Fizzbuzz switch statement

Question

Long question but I think it is odd. I was playing around with ruby switch statements. Created a little fizzbuzz function to practice.

Initially created the code like this

def fizzbuzz(start_num, end_num)
    fizzbuzz = []
    (start_num..end_num).each do |x|
        if x % 3 == 0 && x % 5 != 0
            fizzbuzz << "fizz"
        elsif x % 5 == 0 && x % 3 != 0
            fizzbuzz << "buzz"
        elsif (x % 3 == 0 && x % 5 == 0) 
            fizzbuzz << "fizzbuzz"
        else
            fizzbuzz << x.to_s
        end
    end
    fizzbuzz 
end 

Works as expected. Then wanted to play with a switch statement. So I tried:

def fizzbuzz(start_num, end_num)
fizzbuzz = []
(start_num..end_num).each do |x|
    case x
    when x % 3 == 0 
        fizzbuzz << "fizz"
    when x % 5 == 0 
        fizzbuzz << "buzz"
    when (x % 3 == 0 && x % 5 == 0) 
        fizzbuzz << "fizzbuzz"
    else
        fizzbuzz << x.to_s
    end
end
fizzbuzz 

end

This time the code only prints out the number converted to a string. Then mistakenly I tried to add && to the end of every when statement like so

def fizzbuzz(start_num, end_num)
    fizzbuzz = []
    (start_num..end_num).each do |x|
        case x
        when x % 3 == 0 &&
            fizzbuzz << "fizz"
        when x % 5 == 0 &&
            fizzbuzz << "buzz"
        when (x % 3 == 0 && x % 5 == 0) &&
            fizzbuzz << "fizzbuzz"
        else
            fizzbuzz << x.to_s
        end
    end
    fizzbuzz 
end 

Interestingly this prints out the correct result. It is probably a trivial answer, but does anyone know why this is the case? It seems rather odd to me.

Answer 1

The when statements are doing a logical &&.

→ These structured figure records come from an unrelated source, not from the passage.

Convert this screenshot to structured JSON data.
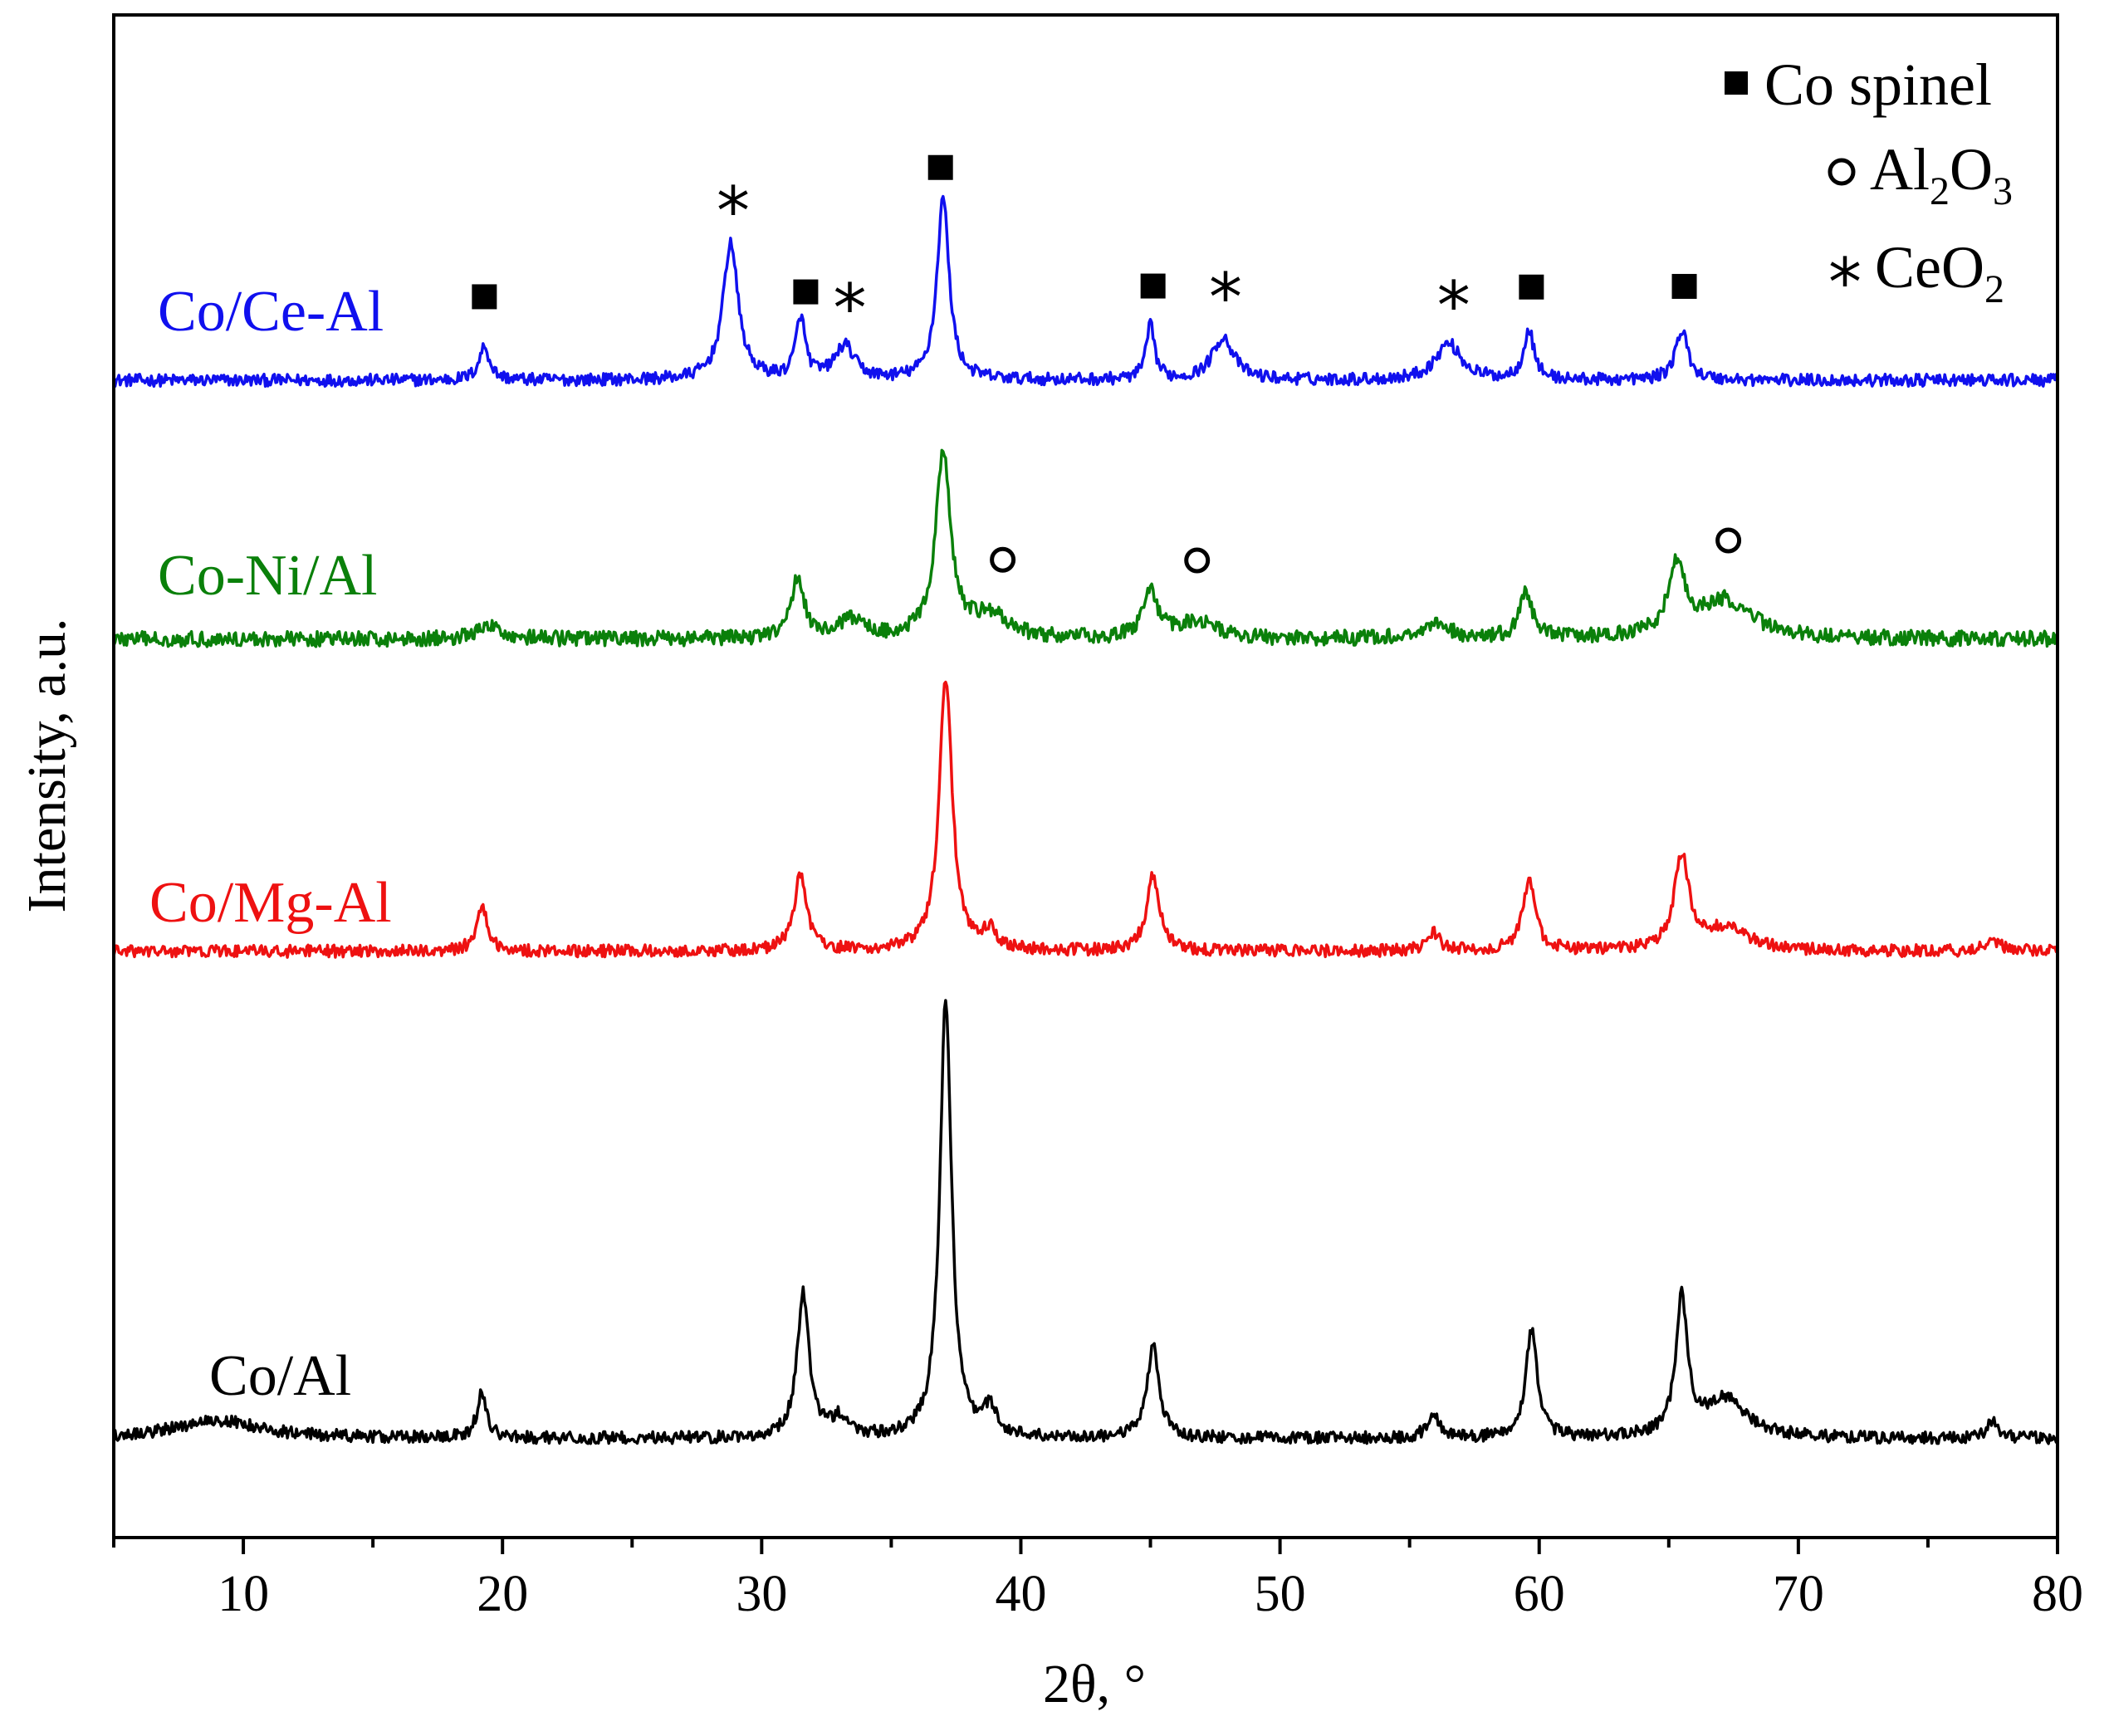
{
  "chart_data": {
    "type": "line",
    "title": "",
    "xlabel": "2θ, °",
    "ylabel": "Intensity, a.u.",
    "xlim": [
      5,
      80
    ],
    "xticks": [
      10,
      20,
      30,
      40,
      50,
      60,
      70,
      80
    ],
    "ylim": [
      0,
      1
    ],
    "yticks_shown": false,
    "series": [
      {
        "name": "Co/Ce-Al",
        "color": "#1010ee",
        "baseline": 0.76,
        "noise": 0.004,
        "peaks": [
          {
            "x": 19.3,
            "h": 0.022,
            "w": 0.25
          },
          {
            "x": 28.8,
            "h": 0.09,
            "w": 0.35
          },
          {
            "x": 31.5,
            "h": 0.04,
            "w": 0.22
          },
          {
            "x": 33.2,
            "h": 0.022,
            "w": 0.45
          },
          {
            "x": 37.0,
            "h": 0.12,
            "w": 0.28
          },
          {
            "x": 45.0,
            "h": 0.035,
            "w": 0.2
          },
          {
            "x": 47.8,
            "h": 0.028,
            "w": 0.5
          },
          {
            "x": 56.5,
            "h": 0.024,
            "w": 0.6
          },
          {
            "x": 59.6,
            "h": 0.032,
            "w": 0.25
          },
          {
            "x": 65.5,
            "h": 0.032,
            "w": 0.3
          }
        ]
      },
      {
        "name": "Co-Ni/Al",
        "color": "#0a800a",
        "baseline": 0.59,
        "noise": 0.005,
        "peaks": [
          {
            "x": 19.5,
            "h": 0.008,
            "w": 0.6
          },
          {
            "x": 31.4,
            "h": 0.04,
            "w": 0.3
          },
          {
            "x": 33.5,
            "h": 0.012,
            "w": 0.6
          },
          {
            "x": 37.0,
            "h": 0.12,
            "w": 0.35
          },
          {
            "x": 38.8,
            "h": 0.015,
            "w": 0.8
          },
          {
            "x": 45.0,
            "h": 0.03,
            "w": 0.35
          },
          {
            "x": 46.8,
            "h": 0.012,
            "w": 0.8
          },
          {
            "x": 56.0,
            "h": 0.01,
            "w": 0.6
          },
          {
            "x": 59.5,
            "h": 0.03,
            "w": 0.3
          },
          {
            "x": 65.3,
            "h": 0.045,
            "w": 0.4
          },
          {
            "x": 67.2,
            "h": 0.025,
            "w": 1.2
          }
        ]
      },
      {
        "name": "Co/Mg-Al",
        "color": "#ee1111",
        "baseline": 0.385,
        "noise": 0.004,
        "peaks": [
          {
            "x": 19.2,
            "h": 0.03,
            "w": 0.25
          },
          {
            "x": 31.5,
            "h": 0.05,
            "w": 0.3
          },
          {
            "x": 37.1,
            "h": 0.18,
            "w": 0.3
          },
          {
            "x": 38.8,
            "h": 0.012,
            "w": 0.3
          },
          {
            "x": 45.1,
            "h": 0.05,
            "w": 0.3
          },
          {
            "x": 55.9,
            "h": 0.012,
            "w": 0.3
          },
          {
            "x": 59.6,
            "h": 0.045,
            "w": 0.3
          },
          {
            "x": 65.5,
            "h": 0.06,
            "w": 0.35
          },
          {
            "x": 67.2,
            "h": 0.015,
            "w": 1.0
          },
          {
            "x": 77.5,
            "h": 0.006,
            "w": 0.4
          }
        ]
      },
      {
        "name": "Co/Al",
        "color": "#000000",
        "baseline": 0.065,
        "noise": 0.004,
        "peaks": [
          {
            "x": 9.0,
            "h": 0.012,
            "w": 2.0
          },
          {
            "x": 19.2,
            "h": 0.03,
            "w": 0.22
          },
          {
            "x": 31.6,
            "h": 0.095,
            "w": 0.28
          },
          {
            "x": 33.0,
            "h": 0.012,
            "w": 0.4
          },
          {
            "x": 37.1,
            "h": 0.29,
            "w": 0.27
          },
          {
            "x": 38.8,
            "h": 0.018,
            "w": 0.3
          },
          {
            "x": 45.1,
            "h": 0.06,
            "w": 0.28
          },
          {
            "x": 55.9,
            "h": 0.015,
            "w": 0.28
          },
          {
            "x": 59.7,
            "h": 0.07,
            "w": 0.27
          },
          {
            "x": 65.5,
            "h": 0.09,
            "w": 0.27
          },
          {
            "x": 67.2,
            "h": 0.025,
            "w": 1.0
          },
          {
            "x": 77.5,
            "h": 0.01,
            "w": 0.3
          }
        ]
      }
    ],
    "series_labels": [
      {
        "text": "Co/Ce-Al",
        "color": "#1010ee"
      },
      {
        "text": "Co-Ni/Al",
        "color": "#0a800a"
      },
      {
        "text": "Co/Mg-Al",
        "color": "#ee1111"
      },
      {
        "text": "Co/Al",
        "color": "#000000"
      }
    ],
    "annotations": {
      "co_spinel": [
        19.3,
        31.7,
        36.9,
        45.1,
        59.7,
        65.6
      ],
      "ceo2": [
        28.9,
        33.4,
        47.9,
        56.7
      ],
      "al2o3": [
        39.3,
        46.8,
        67.3
      ]
    },
    "legend": {
      "position": "top-right",
      "entries": [
        {
          "marker": "square",
          "text": "Co spinel"
        },
        {
          "marker": "circle",
          "text": "Al",
          "sub1": "2",
          "mid": "O",
          "sub2": "3"
        },
        {
          "marker": "star",
          "text": "*",
          "main": "CeO",
          "sub": "2"
        }
      ]
    }
  }
}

This has the side effect of concatenating your output when the condition is true.

The question you're actually asking, based on your comment, is what's going on with the when statements not seeming to work. The problem is that you wrote case x, which is evaluating x on-the-spot and comparing it to the when expressions.

Instead, use a "naked case", e.g.,

case
when (x % 3) == 0
  # etc

Note also that this could be wrapped up a bit tighter, e.g.,

def fizzbuzz(start_num, end_num)
  (start_num..end_num).collect do |x|
    case
      when (x % 3) == 0
        "fizz"
      when (x % 5) == 0
        "buzz"
      when (x % 3 == 0 && x % 5 == 0)
        "fizzbuzz"
      else
        x.to_s
    end
  end
end

Answer 2

For the last piece of code, let's see one when condition in detail:

when x % 3 == 0 &&
    fizzbuzz << "fizz"

Despite the indentation, it's equivalent to:

when x % 3 == 0 && fizzbuzz << "fizz"

Remember that && is short-circuit. The && expression returns its first argument if it is false. Otherwise, its second argument is evaluated and returned as the result.

So if x % 3 == 0 is false, then fizzbuzz << "fizz" is not executed. If x % 3 == 0 is true, fizzbuzz << "fizz" is executed. Exactly what is expected.